My Aunt Annie, for instance. Long-gone, but sadly missed.
The same cannot be said for some of her pets.
The dogs and cats were OK. She had a little dog named Winky. Winky was a cute little pup. Winky was also capable of taking down the average staffy. A lovely little dog, but mental, completely mental.
Then there was the cat who hated reading. This cat had worked out that if you were reading a newspaper, it had got you trapped. As soon as you opened a paper, it would sit on your lap and demand to be stroked. If cuddles were not forthcoming, a slight reminder was delivered by flexing its claws into your flesh.
But these were the "inside" pets, and nothing compared to the "outside" pets.
Outside lived the goat and the gander. Either one of these creatures were enough to see off any intruders. Together, they formed an impenetrable security shield. Forget infra red cameras and electric fences, if you want impossible-to-breach security, invest in a goat and a flock of geese. It was bad enough that the goat would constantly try and headbutt anyone approaching the door, irrespective of whether they were friends, family, post or milkmen.

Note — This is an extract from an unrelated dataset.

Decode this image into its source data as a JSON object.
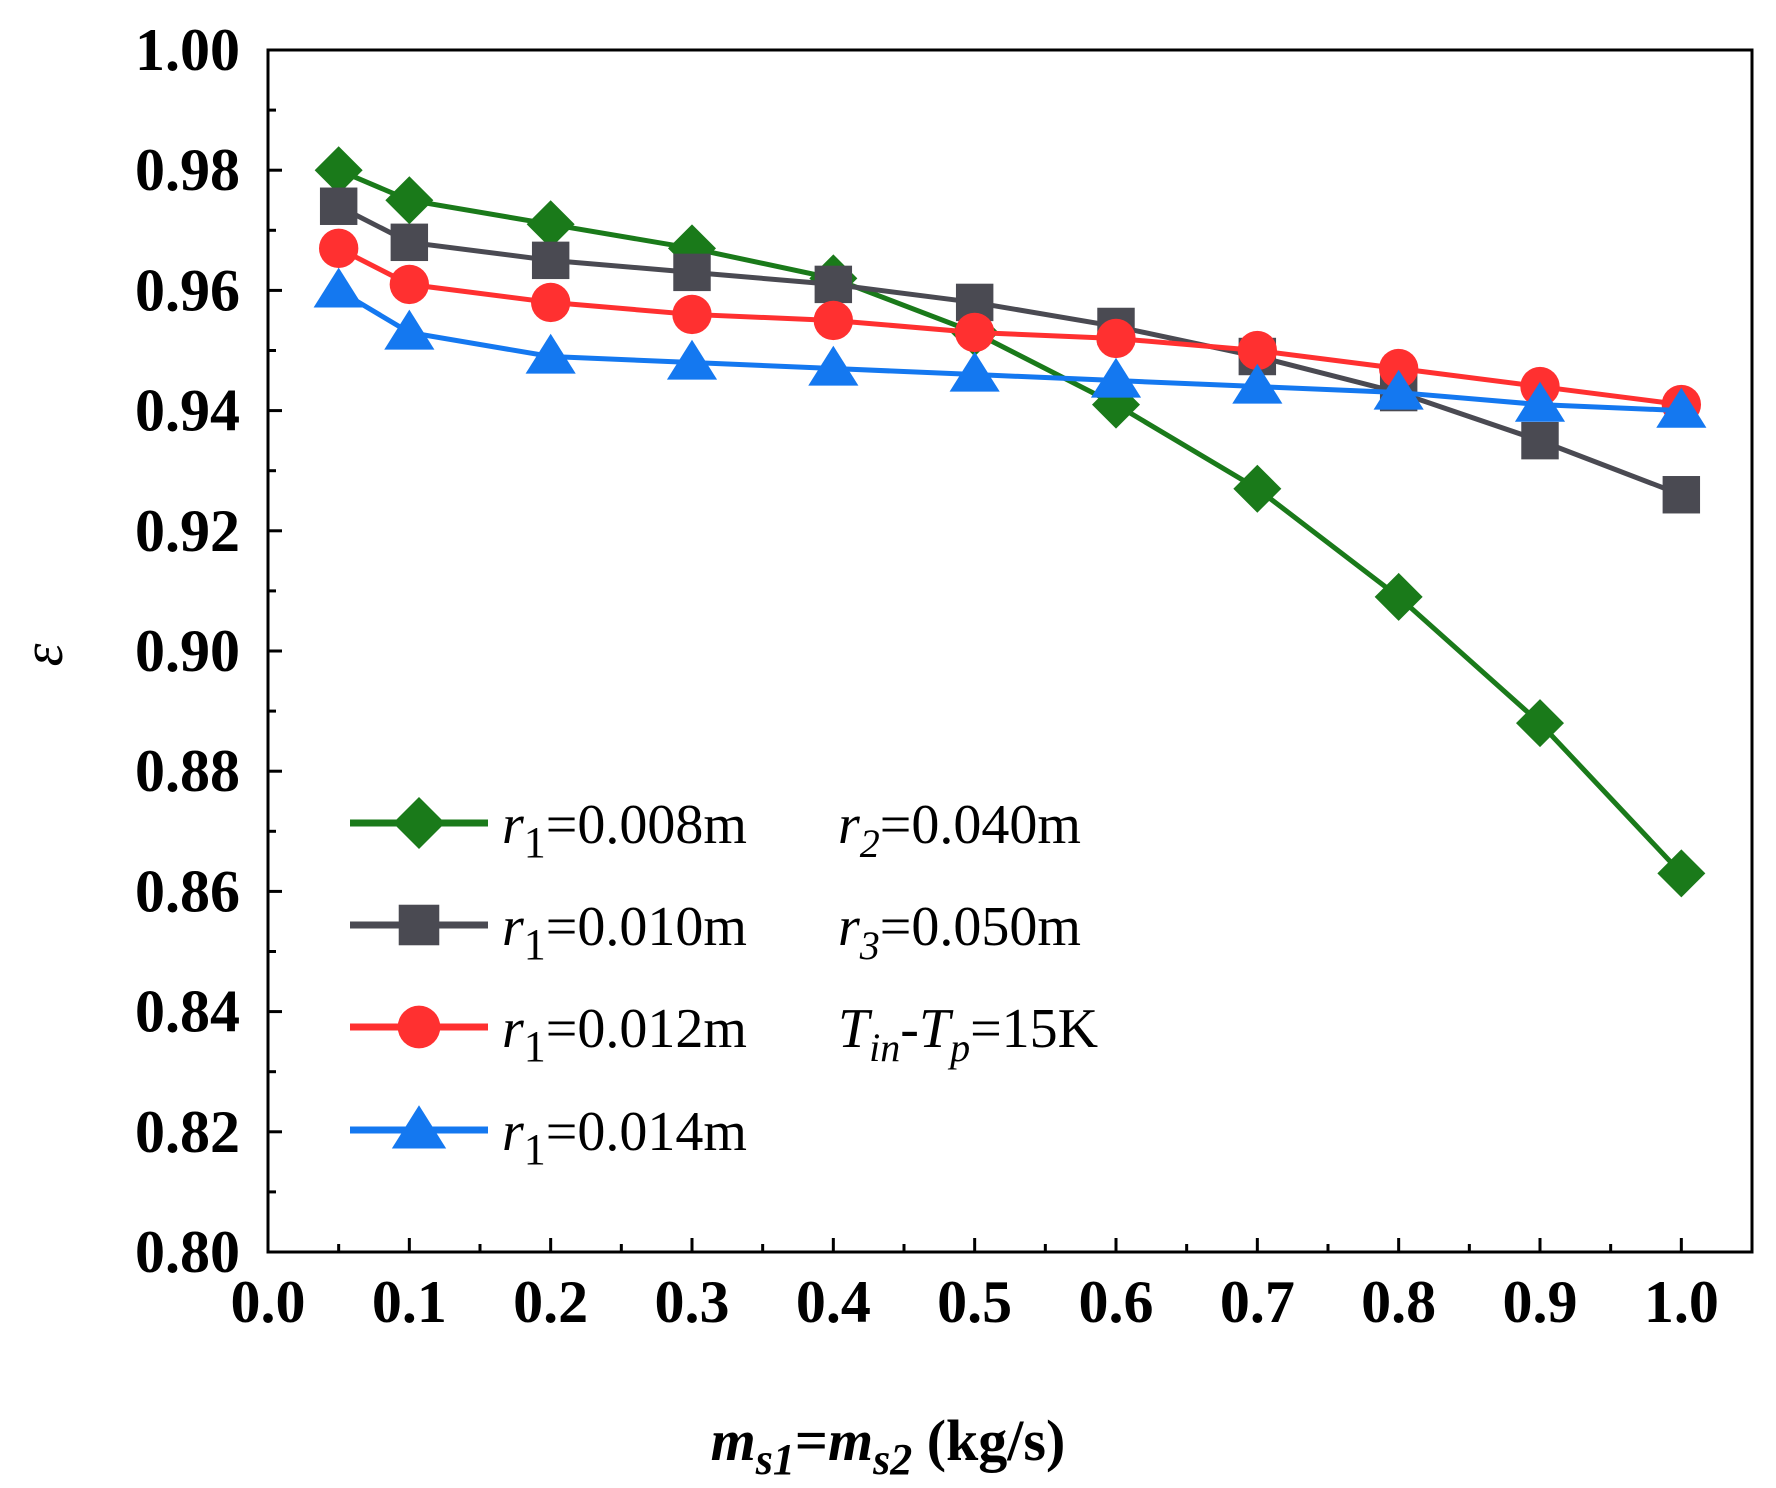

The real problem was that the geese and the goat were working together. Whilst you were busy flailing at the geese, the goat would charge you from behind.
As a child I grew to fear Aunt Annie's back garden. We would be sent to play there whilst the grown-ups talked.
"Play" is, of course, a euphemism.
By "play" I mean "run screaming round the garden whilst the geese and goat savaged us alternately". Remember, if you will, that I was still in short trousers at the time. My knees are still covered in goosebill-shaped scars from "playing with the animals."
I often think that anyone who bemoans the fate of geese being fattened for Paté de foié Gras has never really met a goose, otherwise they'd realise that the bastards deserve every moment of it.